Flow cytometry is a more modern and precise method for quantifying FMH. It uses fluorescently labeled antibodies specific to fetal red cell proteins or hemoglobin to rapidly analyze thousands of cells. This offers a more objective and accurate measurement of the fetal cell percentage. This precision is important for calculating the precise, higher dose of anti-D immunoglobulin required in cases of massive hemorrhage. The measured percentage is then used with the mother’s blood volume to estimate the total bleed volume in milliliters.
Managing and Treating the Condition
Management of FMH has two primary goals: preventing maternal immune sensitization in Rh-negative mothers and addressing fetal blood loss. For an Rh-negative mother, treatment involves administering Rh(D) Immune Globulin (RhoGAM or RhIg). This product contains antibodies that neutralize Rh-positive fetal red blood cells in the mother’s circulation before her immune system can mount a long-term response.

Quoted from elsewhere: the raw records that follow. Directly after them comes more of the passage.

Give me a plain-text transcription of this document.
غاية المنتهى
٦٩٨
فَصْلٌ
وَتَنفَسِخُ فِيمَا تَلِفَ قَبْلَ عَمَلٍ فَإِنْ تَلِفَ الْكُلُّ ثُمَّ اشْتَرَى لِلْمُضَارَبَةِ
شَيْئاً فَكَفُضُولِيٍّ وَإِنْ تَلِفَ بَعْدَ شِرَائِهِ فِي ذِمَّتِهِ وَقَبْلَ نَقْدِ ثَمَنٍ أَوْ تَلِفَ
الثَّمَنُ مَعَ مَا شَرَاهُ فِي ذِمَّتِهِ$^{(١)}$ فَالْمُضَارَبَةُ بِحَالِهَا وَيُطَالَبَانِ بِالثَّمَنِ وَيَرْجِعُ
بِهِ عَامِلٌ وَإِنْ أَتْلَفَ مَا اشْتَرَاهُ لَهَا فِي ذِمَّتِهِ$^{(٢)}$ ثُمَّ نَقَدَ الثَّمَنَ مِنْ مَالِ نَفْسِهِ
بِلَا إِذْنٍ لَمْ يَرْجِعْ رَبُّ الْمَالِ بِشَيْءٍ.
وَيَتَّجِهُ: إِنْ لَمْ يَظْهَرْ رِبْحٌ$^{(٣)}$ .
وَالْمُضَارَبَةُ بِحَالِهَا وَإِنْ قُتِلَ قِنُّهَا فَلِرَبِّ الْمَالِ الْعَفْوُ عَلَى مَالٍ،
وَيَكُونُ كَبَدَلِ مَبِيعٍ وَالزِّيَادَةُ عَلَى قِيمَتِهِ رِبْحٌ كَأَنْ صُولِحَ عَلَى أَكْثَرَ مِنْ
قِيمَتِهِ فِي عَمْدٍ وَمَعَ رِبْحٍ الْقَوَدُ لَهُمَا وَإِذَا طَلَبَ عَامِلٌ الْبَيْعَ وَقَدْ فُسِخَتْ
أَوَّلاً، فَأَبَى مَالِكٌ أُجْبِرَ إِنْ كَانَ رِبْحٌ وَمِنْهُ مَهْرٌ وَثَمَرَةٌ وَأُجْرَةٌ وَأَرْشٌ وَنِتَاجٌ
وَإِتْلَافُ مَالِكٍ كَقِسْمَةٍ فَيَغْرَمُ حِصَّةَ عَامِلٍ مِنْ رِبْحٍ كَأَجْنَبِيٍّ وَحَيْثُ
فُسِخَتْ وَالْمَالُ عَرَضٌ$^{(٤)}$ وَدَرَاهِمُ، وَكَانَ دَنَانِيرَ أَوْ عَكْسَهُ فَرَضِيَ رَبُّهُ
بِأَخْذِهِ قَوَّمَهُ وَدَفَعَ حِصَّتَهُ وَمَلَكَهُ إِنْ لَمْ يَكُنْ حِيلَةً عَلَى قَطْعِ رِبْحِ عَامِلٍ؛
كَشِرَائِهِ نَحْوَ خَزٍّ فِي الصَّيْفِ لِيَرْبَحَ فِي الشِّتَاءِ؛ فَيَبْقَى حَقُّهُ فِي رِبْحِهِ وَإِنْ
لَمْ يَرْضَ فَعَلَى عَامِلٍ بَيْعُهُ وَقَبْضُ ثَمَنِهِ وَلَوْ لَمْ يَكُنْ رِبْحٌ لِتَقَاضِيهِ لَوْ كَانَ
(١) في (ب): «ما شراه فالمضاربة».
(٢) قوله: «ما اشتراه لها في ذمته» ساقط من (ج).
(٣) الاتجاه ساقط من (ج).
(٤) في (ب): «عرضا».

The standard dose of RhoGAM (300 micrograms) protects against a bleed of up to 15 milliliters of fetal red blood cells. If quantification tests reveal a larger bleed volume, the dose must be increased proportionately. Accurate measurement ensures the mother receives adequate RhIg, preventing the formation of permanent antibodies that could attack an Rh-positive fetus in a subsequent pregnancy.
Fetal management assesses the degree of anemia and hypoxia caused by the blood loss. Physicians monitor the fetus using ultrasound and Doppler studies, specifically measuring the peak systolic velocity in the middle cerebral artery (MCA-PSV), a reliable indicator of fetal anemia. If severe anemia occurs in a premature fetus, an intrauterine blood transfusion may be performed by injecting blood directly into the umbilical cord vein. If the fetus is near term and experiencing severe distress or hydrops, an emergency delivery allows for immediate postnatal resuscitation and transfusion.